Well, it never happened. We got a block away from Checkpoint Charlie and the police cars in front made a right hand turn and headed down a dark street. Now, one thing we were told was to not cross a meter wide white stripe which went around East Berlin, about 50 meters from The Wall. We were told it marked the kill zone. Enter that area, and you are fair game for the armed guards in the watch towers along The Wall. Earlier that day, my friend and I experience the fear the line brought in the face of a young child who accidentally kicked a soccer ball across it. He carefully, and slowly walked across the line, picked up his ball and joined his friends.

Now, were we in a car, surrounded by police, and that line was getting closer and closer in the front window. I was bracing for the bullet impacts the moment we flew across the line. None came. We stopped about 20 feet inside the kill-zone, and got out of the car. I watch the East German policemen get out of their cars and disappear into the shadows around us. When the driver came over to us, I asked where Checkpoint Charlie was. He pointed to a gap between two buildings and said "Right through there." I started to move in that direction when Ernst (that was his first name) began to make small talk. I figured since we weren't dead and since the police still hadn't dragged us off to some gulag somewhere, that he was connected in some way or another with the Stasi.

So with each question he asked, a smart remark of "Can't tell ya." came back from me and my friend. Finally, he said goodbye, pointed us towards the gap and wished us well. I said bye to him and the other two, and then said goodbye to the policemen around us. We then passed through the gap.

Waiting for us on the other side were East German border guards. Their AK-47s were held at their waist and the muzzles were pointed in our direction. I glanced over the barriers which blocked the roadway between the cities and saw we had the attention of the guards on the west side of The Wall. After a few moments, a Soviet officer, a major if I remember correctly, walked towards us. When he arrived, I saluted him sharply and asked him if his goons could let us go back "to the land of the free and the home of McDonalds." He barked something at them, to which they turned and disappeared into the shadows (the East Germans were good at that). He then escorted us to the pedestrian gate and started in with the small talk.

As we arrived at the gate which lead through The Wall and into West Berlin, he asked what we thought of our visit to East Berlin. I offered to tell him all about it at McDonalds (which was right up the road and visible from where we were standing) and even offered to pay for his meal, but wouldn't accept my offer. So, I turned to him and said, "It was fun here, but I will be glad to get back into the good side of The Wall." He nodded slightly, barked something to someone somewhere and a second later, the remote lock on the gate made some noise and it swung open.

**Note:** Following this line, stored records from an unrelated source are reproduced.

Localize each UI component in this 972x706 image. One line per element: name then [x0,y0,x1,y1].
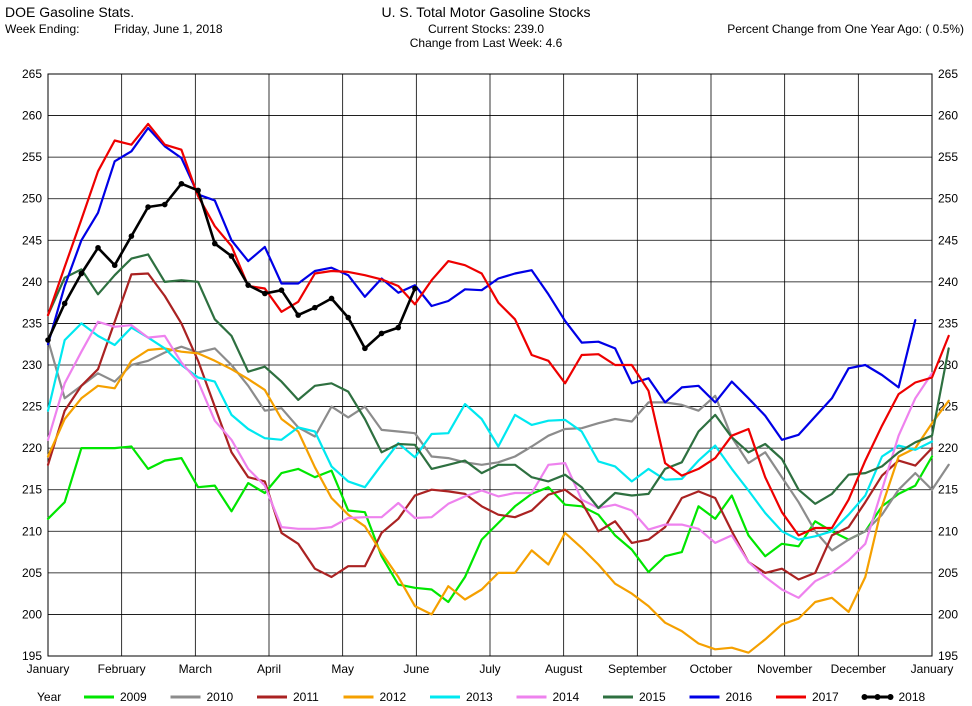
chart-source-title: DOE Gasoline Stats. [5,4,135,20]
y-tick-label-left: 220 [22,441,42,455]
legend-label-2016: 2016 [726,690,753,704]
y-tick-label-right: 235 [938,316,958,330]
data-point-2018 [45,337,51,343]
chart-title: U. S. Total Motor Gasoline Stocks [381,4,591,20]
y-tick-label-right: 240 [938,275,958,289]
legend-marker-2018 [887,694,894,700]
data-point-2018 [128,233,135,239]
y-tick-label-right: 230 [938,358,958,372]
legend-label-2011: 2011 [293,690,319,704]
legend-label-2018: 2018 [899,690,926,704]
y-tick-label-left: 235 [22,316,42,330]
y-tick-label-left: 250 [22,192,42,206]
legend-label-2010: 2010 [207,690,234,704]
data-point-2018 [395,324,402,331]
y-tick-label-right: 220 [938,441,958,455]
current-stocks: Current Stocks: 239.0 [427,22,545,36]
x-tick-label: February [98,662,146,676]
y-tick-label-right: 245 [938,233,958,247]
y-tick-label-left: 225 [22,400,42,414]
y-tick-label-right: 265 [938,67,958,81]
y-tick-label-right: 250 [938,192,958,206]
y-tick-label-left: 255 [22,150,42,164]
legend-label-2017: 2017 [812,690,839,704]
y-tick-label-left: 195 [22,649,42,663]
data-point-2018 [145,204,151,210]
data-point-2018 [111,262,118,269]
data-point-2018 [328,295,335,302]
series-line-2013 [46,322,934,541]
y-tick-label-left: 260 [22,109,42,123]
data-point-2018 [345,314,352,321]
x-tick-label: October [690,662,733,676]
series-line-2015 [46,253,950,510]
legend-label-2013: 2013 [466,690,493,704]
y-tick-label-right: 200 [938,607,958,621]
data-point-2018 [412,285,418,292]
change-last-week: Change from Last Week: 4.6 [409,36,563,50]
data-point-2018 [262,290,268,297]
series-line-2011 [46,272,934,581]
legend-marker-2018 [861,694,868,700]
x-tick-label: March [179,662,212,676]
x-tick-label: August [545,662,583,676]
legend-label-2015: 2015 [639,690,666,704]
y-tick-label-right: 255 [938,150,958,164]
series-line-2009 [46,445,934,604]
x-tick-label: April [257,662,281,676]
legend-label-2012: 2012 [380,690,407,704]
data-point-2018 [78,270,85,277]
x-tick-label: September [608,662,667,676]
y-tick-label-left: 265 [22,67,42,81]
data-point-2018 [245,282,251,288]
x-tick-label: January [911,662,954,676]
y-tick-label-left: 245 [22,233,42,247]
x-tick-label: May [331,662,354,676]
y-tick-label-left: 200 [22,607,42,621]
data-point-2018 [295,312,301,318]
data-point-2018 [378,330,385,337]
legend-title: Year [37,690,61,704]
data-point-2018 [362,345,368,352]
data-point-2018 [61,300,68,307]
y-tick-label-left: 230 [22,358,42,372]
week-ending-value: Friday, June 1, 2018 [114,22,223,36]
y-tick-label-right: 195 [938,649,958,663]
data-point-2018 [195,187,201,194]
y-tick-label-right: 205 [938,566,958,580]
x-tick-label: June [403,662,429,676]
series-line-2017 [46,122,950,537]
data-point-2018 [312,304,318,311]
y-tick-label-left: 210 [22,524,42,538]
y-tick-label-left: 215 [22,483,42,497]
legend-marker-2018 [874,694,881,700]
y-tick-label-right: 215 [938,483,958,497]
x-tick-label: January [27,662,70,676]
data-point-2018 [211,240,218,247]
series-line-2012 [46,347,950,654]
data-point-2018 [178,180,185,187]
x-tick-label: July [479,662,500,676]
y-tick-label-right: 260 [938,109,958,123]
legend-label-2014: 2014 [553,690,580,704]
data-point-2018 [278,287,285,293]
week-ending-label: Week Ending: [5,22,80,36]
pct-change-year: Percent Change from One Year Ago: ( 0.5%… [727,22,964,36]
x-tick-label: November [757,662,812,676]
data-point-2018 [228,253,235,259]
legend-label-2009: 2009 [120,690,147,704]
y-tick-label-left: 240 [22,275,42,289]
y-tick-label-left: 205 [22,566,42,580]
data-point-2018 [95,244,101,251]
x-tick-label: December [831,662,886,676]
y-tick-label-right: 210 [938,524,958,538]
series-line-2014 [46,320,934,599]
data-point-2018 [161,201,168,208]
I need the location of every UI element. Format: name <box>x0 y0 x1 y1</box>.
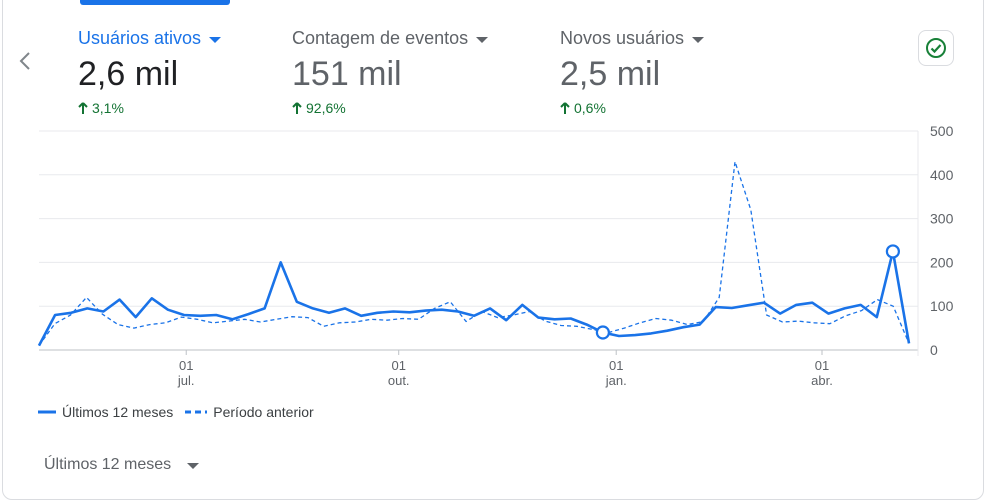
legend-label: Período anterior <box>213 404 314 420</box>
x-tick-month: out. <box>388 373 410 388</box>
metric-value: 2,5 mil <box>560 55 661 93</box>
caret-down-icon <box>187 463 200 469</box>
previous-button[interactable] <box>12 48 38 74</box>
metric-title: Novos usuários <box>560 28 685 48</box>
metric-event-count[interactable]: Contagem de eventos 151 mil 92,6% <box>292 28 489 116</box>
caret-down-icon[interactable] <box>209 36 222 43</box>
legend-item-current: Últimos 12 meses <box>38 404 173 420</box>
y-tick-label: 300 <box>930 211 954 227</box>
metric-active-users[interactable]: Usuários ativos 2,6 mil 3,1% <box>78 28 222 116</box>
data-point-marker <box>885 244 900 259</box>
metric-change: 3,1% <box>92 100 124 116</box>
y-tick-label: 200 <box>930 254 954 270</box>
x-tick-day: 01 <box>815 358 829 373</box>
arrow-up-icon <box>292 101 302 114</box>
status-badge[interactable] <box>918 30 954 66</box>
series-current-line <box>37 250 911 347</box>
active-tab-indicator <box>80 0 230 5</box>
metric-title: Contagem de eventos <box>292 28 469 48</box>
metric-change: 92,6% <box>306 100 346 116</box>
x-tick-month: jan. <box>605 373 627 388</box>
arrow-up-icon <box>560 101 570 114</box>
legend-solid-swatch <box>38 410 56 414</box>
x-tick-month: jul. <box>177 373 195 388</box>
x-tick-month: abr. <box>811 373 833 388</box>
period-selector[interactable]: Últimos 12 meses <box>44 456 200 474</box>
data-point-marker <box>595 325 610 340</box>
y-tick-label: 100 <box>930 298 954 314</box>
check-circle-icon <box>926 38 946 58</box>
metric-change: 0,6% <box>574 100 606 116</box>
chart-legend: Últimos 12 meses Período anterior <box>38 404 318 420</box>
metric-value: 151 mil <box>292 55 402 93</box>
metric-new-users[interactable]: Novos usuários 2,5 mil 0,6% <box>560 28 705 116</box>
metric-title: Usuários ativos <box>78 28 202 48</box>
x-tick-day: 01 <box>609 358 623 373</box>
y-tick-label: 0 <box>930 342 938 358</box>
legend-dashed-swatch <box>185 410 208 414</box>
caret-down-icon[interactable] <box>692 36 705 43</box>
x-tick-day: 01 <box>179 358 193 373</box>
legend-item-previous: Período anterior <box>185 404 314 420</box>
arrow-up-icon <box>78 101 88 114</box>
y-tick-label: 500 <box>930 123 954 139</box>
legend-label: Últimos 12 meses <box>62 404 174 420</box>
chevron-left-icon <box>19 52 30 70</box>
y-tick-label: 400 <box>930 167 954 183</box>
series-previous-line <box>38 161 910 346</box>
caret-down-icon[interactable] <box>476 36 489 43</box>
x-tick-day: 01 <box>391 358 405 373</box>
metric-value: 2,6 mil <box>78 55 179 93</box>
period-selector-label: Últimos 12 meses <box>44 456 172 473</box>
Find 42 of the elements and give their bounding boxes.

My friend and I walked through, then over to the guard shack on the American side of Checkpoint Charlie where we answered a few questions, said we were okay and asked the best way to get to Templehof. Back at the airport, we were bombarded with questions from our fellow editors until the long day finally caught up with all of us and we turned in.

I was happy to be back in West Berlin and away from the oppression of East Berlin. I was also sad I wasn't going to be able to mess with people's minds for a while. But I knew we were going to get a tour of East Berlin and I would get another chance to become an international incident.

But I'll save that for another post in a couple of days.